Compound porcine cerebroside and ganglioside injections improved anxiety and cognitive dysfunction through the NF-κB pathway in cerebral ischemia-reperfusion injury

Abstract

Abstract Background Cerebral ischemia-reperfusion injury (CIRI) can cause hippocampal inflammation and apoptosis, resulting in anxiety and cognitive dysfunction. Compound porcine cerebroside and ganglioside injections (CPCGI) are used to treat encephalopathy, but its therapeutic effects and mechanism require further exploration.
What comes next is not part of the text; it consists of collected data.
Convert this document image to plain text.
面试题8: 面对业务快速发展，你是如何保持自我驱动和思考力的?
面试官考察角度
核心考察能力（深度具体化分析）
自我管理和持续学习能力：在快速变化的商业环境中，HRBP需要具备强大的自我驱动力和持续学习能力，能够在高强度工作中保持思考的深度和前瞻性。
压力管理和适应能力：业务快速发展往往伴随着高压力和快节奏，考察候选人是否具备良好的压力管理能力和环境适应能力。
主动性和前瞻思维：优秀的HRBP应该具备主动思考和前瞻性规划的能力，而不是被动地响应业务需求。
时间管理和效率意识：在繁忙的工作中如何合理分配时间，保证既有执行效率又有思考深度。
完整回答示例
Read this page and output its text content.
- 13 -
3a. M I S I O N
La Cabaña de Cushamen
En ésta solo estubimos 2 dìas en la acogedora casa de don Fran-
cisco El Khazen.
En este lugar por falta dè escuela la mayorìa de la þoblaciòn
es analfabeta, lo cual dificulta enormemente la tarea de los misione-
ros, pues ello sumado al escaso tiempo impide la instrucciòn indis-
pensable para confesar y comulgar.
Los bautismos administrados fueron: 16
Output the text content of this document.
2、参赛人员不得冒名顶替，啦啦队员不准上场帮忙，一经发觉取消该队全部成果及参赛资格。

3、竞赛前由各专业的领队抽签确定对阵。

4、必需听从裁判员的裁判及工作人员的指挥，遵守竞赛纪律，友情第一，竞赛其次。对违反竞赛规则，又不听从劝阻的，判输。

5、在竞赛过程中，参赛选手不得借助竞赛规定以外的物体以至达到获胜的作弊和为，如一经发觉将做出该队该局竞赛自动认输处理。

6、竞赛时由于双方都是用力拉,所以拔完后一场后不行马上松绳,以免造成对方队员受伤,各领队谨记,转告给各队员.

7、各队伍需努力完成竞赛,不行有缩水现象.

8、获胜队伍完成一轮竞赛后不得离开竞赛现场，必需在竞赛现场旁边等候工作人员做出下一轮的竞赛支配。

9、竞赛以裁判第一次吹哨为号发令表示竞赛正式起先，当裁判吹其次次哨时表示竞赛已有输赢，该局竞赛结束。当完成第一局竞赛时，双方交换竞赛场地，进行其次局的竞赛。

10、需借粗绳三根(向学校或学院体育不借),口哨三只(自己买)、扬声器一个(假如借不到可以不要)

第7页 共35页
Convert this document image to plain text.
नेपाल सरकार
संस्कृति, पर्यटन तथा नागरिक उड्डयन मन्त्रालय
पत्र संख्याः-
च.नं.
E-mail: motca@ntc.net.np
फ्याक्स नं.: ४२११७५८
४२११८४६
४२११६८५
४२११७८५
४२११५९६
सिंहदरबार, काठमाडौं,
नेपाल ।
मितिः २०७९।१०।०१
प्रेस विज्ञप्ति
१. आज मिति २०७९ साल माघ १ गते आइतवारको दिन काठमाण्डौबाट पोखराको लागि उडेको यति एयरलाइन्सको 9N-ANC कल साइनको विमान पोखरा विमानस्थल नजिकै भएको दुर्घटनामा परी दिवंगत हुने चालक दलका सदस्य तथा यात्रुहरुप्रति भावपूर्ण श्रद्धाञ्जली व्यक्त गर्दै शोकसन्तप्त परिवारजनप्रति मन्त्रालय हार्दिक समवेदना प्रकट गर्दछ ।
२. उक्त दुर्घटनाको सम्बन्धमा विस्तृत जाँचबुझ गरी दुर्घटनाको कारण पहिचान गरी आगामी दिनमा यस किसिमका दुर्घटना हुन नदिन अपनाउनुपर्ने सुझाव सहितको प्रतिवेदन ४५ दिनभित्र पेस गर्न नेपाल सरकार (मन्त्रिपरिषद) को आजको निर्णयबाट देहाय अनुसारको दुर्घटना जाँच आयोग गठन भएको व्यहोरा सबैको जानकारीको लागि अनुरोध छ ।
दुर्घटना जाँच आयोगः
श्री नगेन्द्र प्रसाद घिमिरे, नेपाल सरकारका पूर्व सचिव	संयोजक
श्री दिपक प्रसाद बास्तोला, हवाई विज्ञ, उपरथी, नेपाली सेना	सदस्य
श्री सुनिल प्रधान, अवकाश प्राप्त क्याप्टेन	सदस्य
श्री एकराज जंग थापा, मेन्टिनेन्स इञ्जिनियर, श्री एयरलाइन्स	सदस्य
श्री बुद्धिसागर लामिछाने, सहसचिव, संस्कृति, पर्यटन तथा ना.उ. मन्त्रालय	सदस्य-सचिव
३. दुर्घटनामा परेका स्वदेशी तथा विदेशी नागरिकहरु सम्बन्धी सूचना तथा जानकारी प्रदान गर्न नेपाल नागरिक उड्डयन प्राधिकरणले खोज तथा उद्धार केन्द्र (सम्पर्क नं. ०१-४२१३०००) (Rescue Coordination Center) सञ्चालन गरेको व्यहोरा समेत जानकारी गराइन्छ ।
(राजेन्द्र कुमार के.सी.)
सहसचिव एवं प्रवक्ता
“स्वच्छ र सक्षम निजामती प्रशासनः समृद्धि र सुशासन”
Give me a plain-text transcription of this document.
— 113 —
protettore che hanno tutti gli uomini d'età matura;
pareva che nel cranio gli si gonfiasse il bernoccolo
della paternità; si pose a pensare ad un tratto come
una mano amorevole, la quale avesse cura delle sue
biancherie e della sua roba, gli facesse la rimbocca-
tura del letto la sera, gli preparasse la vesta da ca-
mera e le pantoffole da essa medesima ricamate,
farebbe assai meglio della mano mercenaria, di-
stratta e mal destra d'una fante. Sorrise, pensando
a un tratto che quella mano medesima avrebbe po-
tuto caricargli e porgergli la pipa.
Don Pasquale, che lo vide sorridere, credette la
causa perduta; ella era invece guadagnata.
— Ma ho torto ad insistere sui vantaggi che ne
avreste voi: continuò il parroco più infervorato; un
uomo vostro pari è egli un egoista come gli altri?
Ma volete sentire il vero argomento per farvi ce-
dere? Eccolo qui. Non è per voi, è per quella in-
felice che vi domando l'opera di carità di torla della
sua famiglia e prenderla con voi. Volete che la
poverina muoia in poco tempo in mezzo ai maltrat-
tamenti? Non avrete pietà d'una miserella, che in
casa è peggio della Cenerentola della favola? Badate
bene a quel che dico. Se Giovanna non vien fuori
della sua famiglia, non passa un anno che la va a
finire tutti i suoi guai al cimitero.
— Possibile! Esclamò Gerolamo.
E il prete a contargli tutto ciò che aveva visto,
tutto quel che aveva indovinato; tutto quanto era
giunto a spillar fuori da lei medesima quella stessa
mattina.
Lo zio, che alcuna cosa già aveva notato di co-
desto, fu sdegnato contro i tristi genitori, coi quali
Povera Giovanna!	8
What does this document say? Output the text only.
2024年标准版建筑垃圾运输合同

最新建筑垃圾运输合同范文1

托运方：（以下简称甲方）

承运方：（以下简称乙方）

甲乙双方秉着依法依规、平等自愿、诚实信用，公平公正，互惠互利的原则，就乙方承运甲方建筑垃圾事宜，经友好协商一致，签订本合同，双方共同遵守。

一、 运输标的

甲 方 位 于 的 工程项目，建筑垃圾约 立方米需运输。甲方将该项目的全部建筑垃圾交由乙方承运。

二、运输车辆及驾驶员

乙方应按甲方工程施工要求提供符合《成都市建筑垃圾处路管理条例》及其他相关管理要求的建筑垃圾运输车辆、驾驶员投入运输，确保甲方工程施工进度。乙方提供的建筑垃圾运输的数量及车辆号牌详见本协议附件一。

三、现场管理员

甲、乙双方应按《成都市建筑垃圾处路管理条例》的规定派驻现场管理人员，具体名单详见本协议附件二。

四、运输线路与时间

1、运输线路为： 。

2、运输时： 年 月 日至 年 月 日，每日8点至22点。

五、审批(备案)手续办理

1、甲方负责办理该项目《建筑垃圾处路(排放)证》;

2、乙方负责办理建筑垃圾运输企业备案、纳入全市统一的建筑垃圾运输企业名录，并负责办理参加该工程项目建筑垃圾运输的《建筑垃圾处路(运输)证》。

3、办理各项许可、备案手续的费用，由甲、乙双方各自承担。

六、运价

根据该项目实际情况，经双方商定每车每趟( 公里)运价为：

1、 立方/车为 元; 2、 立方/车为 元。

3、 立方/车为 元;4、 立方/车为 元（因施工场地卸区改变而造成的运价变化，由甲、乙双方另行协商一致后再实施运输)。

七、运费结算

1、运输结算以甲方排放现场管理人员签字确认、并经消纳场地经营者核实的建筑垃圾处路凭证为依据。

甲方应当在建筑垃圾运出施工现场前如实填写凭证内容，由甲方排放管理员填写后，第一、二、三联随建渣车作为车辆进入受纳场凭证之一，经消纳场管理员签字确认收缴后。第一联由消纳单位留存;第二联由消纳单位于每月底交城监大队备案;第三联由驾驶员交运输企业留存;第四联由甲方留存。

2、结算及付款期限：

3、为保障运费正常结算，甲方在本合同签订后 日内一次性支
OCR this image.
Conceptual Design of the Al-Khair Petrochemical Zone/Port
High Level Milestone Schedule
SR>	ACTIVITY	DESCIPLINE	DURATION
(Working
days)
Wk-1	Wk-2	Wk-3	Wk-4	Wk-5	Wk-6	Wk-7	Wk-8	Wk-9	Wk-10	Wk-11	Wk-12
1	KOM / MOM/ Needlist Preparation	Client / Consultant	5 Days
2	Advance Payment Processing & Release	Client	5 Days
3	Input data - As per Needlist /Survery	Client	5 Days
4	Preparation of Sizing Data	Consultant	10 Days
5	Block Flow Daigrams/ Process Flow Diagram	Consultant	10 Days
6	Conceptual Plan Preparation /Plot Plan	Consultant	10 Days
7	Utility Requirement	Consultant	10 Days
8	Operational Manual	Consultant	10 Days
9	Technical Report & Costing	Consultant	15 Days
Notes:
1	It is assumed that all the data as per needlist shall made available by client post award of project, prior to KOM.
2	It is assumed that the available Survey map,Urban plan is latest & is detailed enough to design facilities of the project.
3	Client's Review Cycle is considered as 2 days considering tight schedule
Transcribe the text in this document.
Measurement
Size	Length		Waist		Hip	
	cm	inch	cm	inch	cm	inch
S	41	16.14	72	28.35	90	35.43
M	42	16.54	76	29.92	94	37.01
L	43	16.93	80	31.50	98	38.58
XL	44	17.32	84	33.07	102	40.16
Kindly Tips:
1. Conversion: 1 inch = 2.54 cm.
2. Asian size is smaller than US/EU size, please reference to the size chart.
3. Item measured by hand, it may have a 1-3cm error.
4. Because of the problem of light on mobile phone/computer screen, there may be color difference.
Methods We screened key genes associated with the ischemic stroke (IS) and predicted their binding sites with CPCGI. We subsequently injected CPCGI into a middle cerebral artery occlusion (MCAO) rat model. 2,3,5-triphenyl tetrazolium chloride (TTC) staining and behavioral testing were performed. Hippocampal neuronal apoptosis was assessed by immunofluorescence. IL-1β, TNF-α, and NF-κB pathway were detected by Western blotting. Oxygen-glucose deprivation/reoxygenation (OGD/R)-HT-22 cells were treated CPCGI for 72 h. Cell viability and NF-κB were also evaluated. Results H2AC20, RPL3, RPL13A, RPL9, RPS23, and RPLP0 were identified as key IS genes. CPCGI was confirmed to interact with these proteins via molecular docking. Functional enrichment reflected the critical role of the NF-κB pathway in CIRI. Infarct volume and behavioral impairments in MCAO rats, especially anxiety and cognitive dysfunction, were improved by CPCGI in a dose-dependent manner. Immunofluorescence confirmed that hippocampal neuronal apoptosis was rescued by the CPCGI. Western blotting revealed that inflammation and NF-κB phosphorylation were inhibited. In vitro experiments showed that CPCGI increased the survival of OGD/R-HT-22 cells and inhibited phosphorylation of the NF-κB signaling pathway. Conclusion CPCGI can alleviate anxiety and cognitive dysfunction in CIRI and thus improve psychoneurological symptoms in patients with IS. We confirmed that CPCGI alleviate inflammation and apoptosis in the hippocampus by inhibiting the NF-κB signaling pathway.